New obligations for employers
- The obligation to start collective bargaining if they have at least 10 employees and the obligation to send notice of the intention to start collective bargaining at least 15 days before the start of collective bargaining;
- The obligation to make available, during collective bargaining, certain pre-established categories of information, including:
- the outlook for the economic and financial situation;
- the situation, structure and estimated development of employment, as well as any measures envisaged;
- proposed measures concerning the organization of work, working hours and working time;
- proposed measures to promote improvements in the occupational safety and health of employees;
- proposed measures concerning the protection of employees’ rights in the event of transfer of the unit or part of it.

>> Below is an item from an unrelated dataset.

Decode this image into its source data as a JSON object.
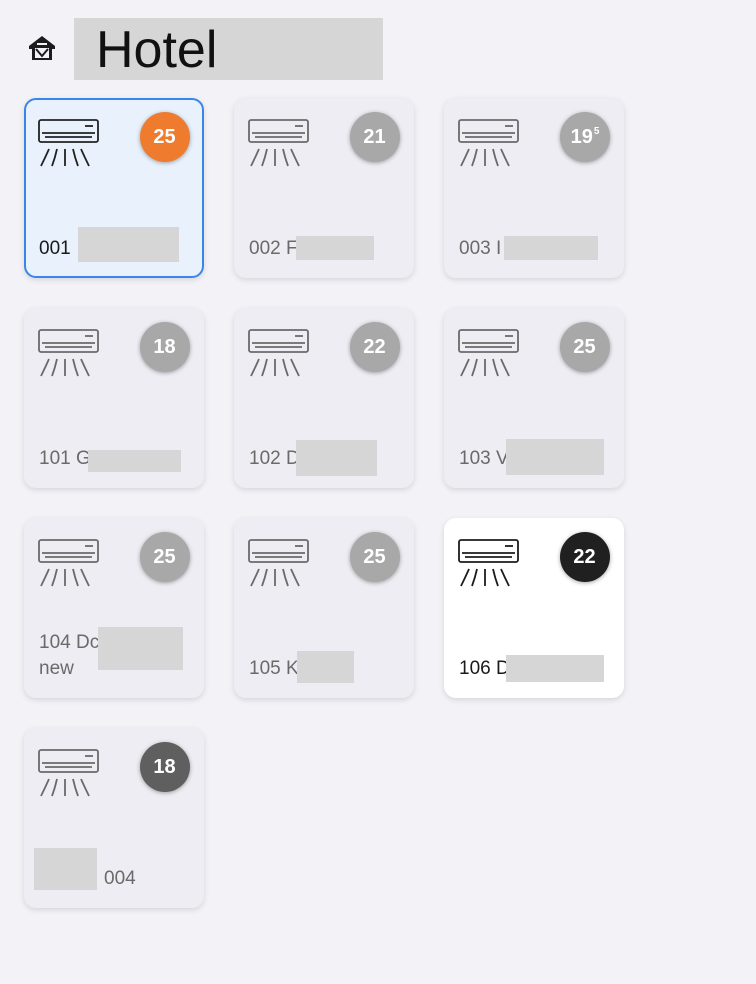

- The obligation to invite the trade union representing the unit to take part in the works of the board of directors or other body assimilated to it, only when discussing matters of professional and social interest with an impact on employees;
- The obligation to inform and consult employees on the recent and probable development of the activities and the economic situation of the unit, as follows:
- the employer shall initiate the information and consultation process after reporting the financial statements of the unit for the previous year;
- if the employer does not initiate the information and consultation process on the recent and probable development of the activities and the economic situation of the unit, it shall begin at the written request of the employees;
- In units where trade union organizations are not established, the employer is obliged to allow a public information session on the individual and collective rights of employees to be held at least once a year at the request of the trade union federations in the collective bargaining sector of the unit concerned, with the invitation of representatives of these federations;
- Any act of interference by employers in the establishment of trade union organizations or in the exercise of their rights is expressly prohibited, and such interference must be ascertained by the Labor Inspectorate.